I saw them on the streets today: the kids running and doing the kinds of things kids do everywhere when school's out.  Their mothers were never more than a few steps away, propped against poles or fences or sitting on stoops in front of the houses.  

Even with the hipsters nowhere to be seen, I saw plenty of bikes.  Some were being ridden, mainly by folks like me who were pedaling through the neighborhood.  Others were chained to parking meters, signposts and other immovable objects.  Ironically, they might have been new--or, at least, not more than a few years old--during the days to which I've alluded, but I probably would not have seen them because, in those days, there were relatively few cyclists in this city, and almost none in neighborhoods like the ones I've mentioned.

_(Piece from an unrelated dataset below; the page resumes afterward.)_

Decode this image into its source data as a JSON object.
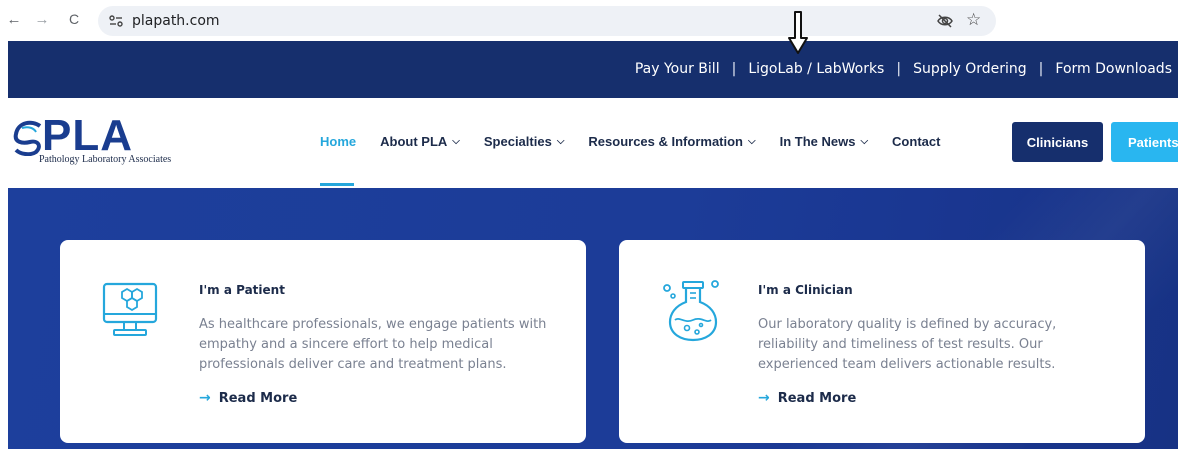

I saw this French ten-speed bike from around the mid-1970's as I spun down Franklin Avenue:





Paris Sport was a "house" brand for bikes imported by Park Cycle and Sports of Ridgefield Park, New Jersey.  They were made by several French manufacturers, most commonly Dangre-Starnord, a company based in Valenciennes (a northern French town along the Paris-Roubaix race route) that also sold bikes under the France-Sport and Nord-Star brands.

So it's not surprising that the bike resembles machines from Gitane, Jeunet and Mercier made in that era.  What I found interesting, though, were some of the apparent changes.







The reason this bike caught my eye was the Sun Tour bar end shifters ("Barcons").  One rarely sees them on any bike parked on a New York street, and they certainly were not original equipment on the bike.  More likely, the bike had shifters on the down tube or handlebar stem, and they probably would have been made by Huret, the manufacturer of the "Svelto" derailleur that probably is orignial equipment.




Seeing Weinmann "Vainqueur" centerpull brakes on a French bike is not unusual. However, if you look closely, you will see that the "yoke" that pulls on the straddle cable is not Weinmann's.  This one looks clunkier, and the cable hangers on the steerer tube and seat bolt are thinner than the ones that usually came with Weinmann brakes.  The hangers look like they could be Mafac, but may have been from CLB, whose  brakes and fitments (except for their later "Professional" sidepulls) looked like cruder versions of Mafac's offerings.




I am guessing that someone simply replaced parts as they needed replacing, or simply didn't have the money to do a complete "makeover".  (I mean, what else would explain such good shift levers with such ordinary derailleurs?)  I am also guessing that whoever rides the bike now "inherited" it from somebody and has no idea of what I'm talking about.

The same might be said for this bike parked a few blocks away:





It's the first time I've seen a Royce Union--or, for that matter, any bike with a chainguard like that--in such a color.






It looks like the same model as (or one similar to) the Royce Union three-speed my grandfather gave me about three years before I could ride it. Like my old bike, it was made in Japan.  But the color--and the head tube that could have passed for aluminum if not for the rust spots--reminded me of a bike I often saw a couple of decades later:




The Vitus 979 was, of course, one of the first widely-ridden aluminum frames.  It was available in anodized blue, green, gold, red, purple and the pink shown in the above photo.  As much as I love the other colors, whenever someone mentions the Vitus 979, that rose hue is the first that comes to my mind.




Somehow I doubt that the Royce Union came with such a finish.  I suspect that the bike had once been purple or magenta, or perhaps even red, and had faded--a common fate for the paint on Japanese bikes of the time.

At least it's being used, or looks as if it is, if not by its original owner--who may or may not have lived in the neighborhood the night the lights went out.